Cansaço, medo, desinteresse, vazio, sensação de dor, de morte, insônia.
Suponha que eu diga que um ventilador apresenta barulho, as pás se movimentam
em baixa rotação, às vezes param. E em seguida, eu lhe digo que abriremos o
pequeno motor elétrico do ventilador e que pesquisaremos o que faz com que ele
apresente autoestima arruinada, tristeza continuada, cansaço. Você me diria que
uma pessoa não é um ventilador? Sim, eu acredito que a maioria não é um
ventilador; não sei dizer de todas, não as conheço. A Filosofia Clínica estuda
alguns elementos dos bastidores mecânicos do fenômeno médico (não filosófico
clínico) nomeado por depressão. Exemplo: historicamente, a depressão é tida como
apatia, renúncia, recuo, destituição dos elementos vitais. Uma falácia
compreensível, mas cada vez menos justificável, se você tomar a Filosofia
Clínica como estudo. Acredito na depressão como um movimento também de luta, de
afirmação, de vida. N., senhora a quem atendi há muitos anos, escreveu na época:
"...a única vez em que tenho a lembrança de estar realmente viva, Lúcio, foi
quando estive em depressão. Aquele luto, tudo sem cor, dor no corpo, vontade de
morrer é que me fez viver. Aprendi o que é viver na minha depressão. Sem a
depressão a minha vida não teria graça nenhuma".
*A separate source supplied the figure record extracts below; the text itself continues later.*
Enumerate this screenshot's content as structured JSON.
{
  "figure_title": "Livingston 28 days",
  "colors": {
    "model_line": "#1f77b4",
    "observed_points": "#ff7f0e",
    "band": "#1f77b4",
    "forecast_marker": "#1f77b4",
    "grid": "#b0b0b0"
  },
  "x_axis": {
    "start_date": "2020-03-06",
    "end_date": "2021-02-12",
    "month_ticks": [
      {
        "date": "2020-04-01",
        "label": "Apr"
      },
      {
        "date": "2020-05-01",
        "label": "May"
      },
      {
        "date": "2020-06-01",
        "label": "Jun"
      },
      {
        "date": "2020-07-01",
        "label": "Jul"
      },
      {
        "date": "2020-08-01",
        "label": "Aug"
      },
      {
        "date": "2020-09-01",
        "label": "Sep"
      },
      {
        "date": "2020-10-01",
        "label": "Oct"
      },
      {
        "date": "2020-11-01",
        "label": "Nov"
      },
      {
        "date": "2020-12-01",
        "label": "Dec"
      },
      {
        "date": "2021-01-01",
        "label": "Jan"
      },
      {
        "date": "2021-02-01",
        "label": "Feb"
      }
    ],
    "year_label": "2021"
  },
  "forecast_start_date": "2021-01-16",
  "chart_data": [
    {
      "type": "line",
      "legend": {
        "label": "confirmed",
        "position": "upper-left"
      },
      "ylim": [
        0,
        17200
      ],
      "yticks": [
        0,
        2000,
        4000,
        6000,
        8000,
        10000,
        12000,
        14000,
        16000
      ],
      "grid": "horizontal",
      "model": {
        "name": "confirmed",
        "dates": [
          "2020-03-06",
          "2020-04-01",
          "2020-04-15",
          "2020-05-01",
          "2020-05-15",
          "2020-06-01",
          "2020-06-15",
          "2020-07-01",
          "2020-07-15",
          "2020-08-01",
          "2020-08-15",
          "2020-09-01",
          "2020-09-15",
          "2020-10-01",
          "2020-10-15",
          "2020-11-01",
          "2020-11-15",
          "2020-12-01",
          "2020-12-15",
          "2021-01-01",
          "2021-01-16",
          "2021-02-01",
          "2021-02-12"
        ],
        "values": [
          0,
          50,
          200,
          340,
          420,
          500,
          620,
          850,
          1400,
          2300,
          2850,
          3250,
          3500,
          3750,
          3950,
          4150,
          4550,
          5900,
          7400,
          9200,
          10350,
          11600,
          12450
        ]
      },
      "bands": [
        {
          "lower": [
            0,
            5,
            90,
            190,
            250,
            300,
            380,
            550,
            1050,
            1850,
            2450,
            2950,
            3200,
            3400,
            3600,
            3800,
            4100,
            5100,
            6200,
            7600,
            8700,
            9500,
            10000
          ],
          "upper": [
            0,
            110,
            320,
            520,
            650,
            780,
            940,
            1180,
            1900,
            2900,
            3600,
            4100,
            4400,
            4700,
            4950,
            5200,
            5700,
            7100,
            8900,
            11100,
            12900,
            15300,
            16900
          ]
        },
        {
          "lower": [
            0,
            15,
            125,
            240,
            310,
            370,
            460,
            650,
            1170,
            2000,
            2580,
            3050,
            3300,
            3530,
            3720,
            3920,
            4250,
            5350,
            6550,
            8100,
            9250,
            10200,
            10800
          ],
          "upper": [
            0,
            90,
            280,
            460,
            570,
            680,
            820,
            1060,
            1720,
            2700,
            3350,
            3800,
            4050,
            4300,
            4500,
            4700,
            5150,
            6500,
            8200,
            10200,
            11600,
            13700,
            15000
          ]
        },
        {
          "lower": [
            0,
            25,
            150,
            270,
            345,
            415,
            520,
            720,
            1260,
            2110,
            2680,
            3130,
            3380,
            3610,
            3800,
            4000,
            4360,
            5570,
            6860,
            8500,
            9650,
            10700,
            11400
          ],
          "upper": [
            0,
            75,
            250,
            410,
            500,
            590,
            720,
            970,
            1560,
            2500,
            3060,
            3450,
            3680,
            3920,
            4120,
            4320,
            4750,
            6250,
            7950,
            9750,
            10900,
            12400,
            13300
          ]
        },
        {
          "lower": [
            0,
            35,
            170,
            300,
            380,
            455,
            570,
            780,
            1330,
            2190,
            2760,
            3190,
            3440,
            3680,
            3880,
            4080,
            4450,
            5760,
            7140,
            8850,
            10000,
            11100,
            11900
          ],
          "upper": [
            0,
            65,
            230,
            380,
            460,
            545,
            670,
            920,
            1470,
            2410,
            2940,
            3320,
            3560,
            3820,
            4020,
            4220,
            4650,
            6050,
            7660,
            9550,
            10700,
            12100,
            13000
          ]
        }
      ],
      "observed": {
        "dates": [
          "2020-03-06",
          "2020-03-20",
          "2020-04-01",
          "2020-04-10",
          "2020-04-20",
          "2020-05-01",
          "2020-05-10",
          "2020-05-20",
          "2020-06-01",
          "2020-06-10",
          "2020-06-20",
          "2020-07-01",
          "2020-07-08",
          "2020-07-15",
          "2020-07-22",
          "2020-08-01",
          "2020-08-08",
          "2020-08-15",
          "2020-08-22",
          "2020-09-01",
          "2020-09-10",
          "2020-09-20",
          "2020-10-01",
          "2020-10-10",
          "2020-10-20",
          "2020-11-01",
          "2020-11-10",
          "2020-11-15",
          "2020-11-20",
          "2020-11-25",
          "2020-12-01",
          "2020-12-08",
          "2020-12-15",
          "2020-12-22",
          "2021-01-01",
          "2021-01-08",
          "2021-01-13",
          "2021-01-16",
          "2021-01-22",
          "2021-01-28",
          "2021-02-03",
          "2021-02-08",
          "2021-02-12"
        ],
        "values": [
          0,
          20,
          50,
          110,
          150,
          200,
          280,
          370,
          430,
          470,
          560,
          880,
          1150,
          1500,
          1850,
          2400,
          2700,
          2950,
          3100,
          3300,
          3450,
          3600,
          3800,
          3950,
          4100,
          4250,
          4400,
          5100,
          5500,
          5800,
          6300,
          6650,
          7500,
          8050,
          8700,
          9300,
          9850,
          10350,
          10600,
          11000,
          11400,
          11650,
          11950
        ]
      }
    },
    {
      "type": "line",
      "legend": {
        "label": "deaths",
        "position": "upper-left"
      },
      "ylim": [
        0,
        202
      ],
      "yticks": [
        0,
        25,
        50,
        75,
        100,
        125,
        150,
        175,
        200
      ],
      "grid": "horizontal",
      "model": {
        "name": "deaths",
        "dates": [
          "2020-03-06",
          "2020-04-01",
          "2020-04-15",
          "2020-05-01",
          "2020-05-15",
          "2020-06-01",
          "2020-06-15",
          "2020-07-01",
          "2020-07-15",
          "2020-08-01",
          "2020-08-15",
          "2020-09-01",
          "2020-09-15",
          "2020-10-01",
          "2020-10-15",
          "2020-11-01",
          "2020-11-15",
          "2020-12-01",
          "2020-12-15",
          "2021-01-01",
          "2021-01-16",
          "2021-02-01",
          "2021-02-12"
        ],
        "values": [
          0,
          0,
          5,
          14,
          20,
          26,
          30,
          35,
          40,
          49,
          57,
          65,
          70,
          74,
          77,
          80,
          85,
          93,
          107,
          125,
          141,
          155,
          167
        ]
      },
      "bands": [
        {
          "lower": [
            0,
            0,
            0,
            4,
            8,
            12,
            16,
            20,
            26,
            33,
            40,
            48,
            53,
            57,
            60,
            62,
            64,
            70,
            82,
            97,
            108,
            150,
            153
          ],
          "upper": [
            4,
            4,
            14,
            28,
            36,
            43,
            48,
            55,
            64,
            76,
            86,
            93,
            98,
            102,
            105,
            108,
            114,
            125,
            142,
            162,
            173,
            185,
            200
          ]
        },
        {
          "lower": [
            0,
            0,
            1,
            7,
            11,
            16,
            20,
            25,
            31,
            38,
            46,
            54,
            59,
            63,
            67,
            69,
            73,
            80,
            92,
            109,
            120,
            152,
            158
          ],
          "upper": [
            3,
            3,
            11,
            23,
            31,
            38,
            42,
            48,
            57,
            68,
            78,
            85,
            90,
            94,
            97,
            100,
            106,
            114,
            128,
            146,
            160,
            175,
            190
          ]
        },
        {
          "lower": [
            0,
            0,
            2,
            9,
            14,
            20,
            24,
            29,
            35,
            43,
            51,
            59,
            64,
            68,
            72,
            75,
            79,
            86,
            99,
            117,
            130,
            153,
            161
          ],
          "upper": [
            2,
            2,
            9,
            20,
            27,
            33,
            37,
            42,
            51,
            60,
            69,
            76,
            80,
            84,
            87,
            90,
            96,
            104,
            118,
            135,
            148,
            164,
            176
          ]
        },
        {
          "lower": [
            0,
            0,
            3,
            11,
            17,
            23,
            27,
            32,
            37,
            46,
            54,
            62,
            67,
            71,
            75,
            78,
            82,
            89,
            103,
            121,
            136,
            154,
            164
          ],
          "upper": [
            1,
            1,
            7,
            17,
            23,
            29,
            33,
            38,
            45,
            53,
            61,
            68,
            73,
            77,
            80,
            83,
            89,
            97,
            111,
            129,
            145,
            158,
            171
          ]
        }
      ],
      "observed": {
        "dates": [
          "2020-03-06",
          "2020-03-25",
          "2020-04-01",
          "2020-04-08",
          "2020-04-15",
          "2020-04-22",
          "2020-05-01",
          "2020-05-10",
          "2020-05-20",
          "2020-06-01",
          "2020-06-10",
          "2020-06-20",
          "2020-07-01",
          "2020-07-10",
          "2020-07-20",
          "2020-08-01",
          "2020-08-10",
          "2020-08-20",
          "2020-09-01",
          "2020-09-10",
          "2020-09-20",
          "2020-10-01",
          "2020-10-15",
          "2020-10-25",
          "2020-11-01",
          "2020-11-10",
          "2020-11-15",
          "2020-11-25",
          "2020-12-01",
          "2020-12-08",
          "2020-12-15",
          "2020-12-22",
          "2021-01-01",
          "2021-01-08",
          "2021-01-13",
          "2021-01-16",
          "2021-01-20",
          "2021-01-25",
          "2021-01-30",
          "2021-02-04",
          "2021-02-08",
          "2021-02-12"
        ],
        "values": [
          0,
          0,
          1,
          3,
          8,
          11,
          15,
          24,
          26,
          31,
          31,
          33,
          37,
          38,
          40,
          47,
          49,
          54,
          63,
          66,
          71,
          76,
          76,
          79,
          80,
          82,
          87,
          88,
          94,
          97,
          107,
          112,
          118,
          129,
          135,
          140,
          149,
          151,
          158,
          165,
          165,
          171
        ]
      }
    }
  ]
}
Mas é notório que alguns não desenvolvam a depressão, ainda que diante de
quadros existenciais predisponentes historicamente a ela. Já algumas pessoas,
pela constituição interna que formaram estruturalmente, caminham facilmente,
pelo pequeno estímulo ou nenhum, em direção a ela. Encontram subterfúgios para
um caminho rumo ao que se chama depressão. Há muitos exemplos. Um deles
encontramos nas palavras de Nietzsche em Para além do bem e do mal quando
escreve: "Os homens que conheceram a profundidade da tristeza, se traem quando
são felizes, têm um certo modo de compreender a felicidade que parece mostrar
que querem comprimi-la e sufocá-la, por ciúmes - porque sabem que, infelizmente,
essa logo fugirá".
Também a sociedade pode empurrar grupos de pessoas a uma condição similar ao
que a medicina chama de depressão por motivos que vão da lição à advertência.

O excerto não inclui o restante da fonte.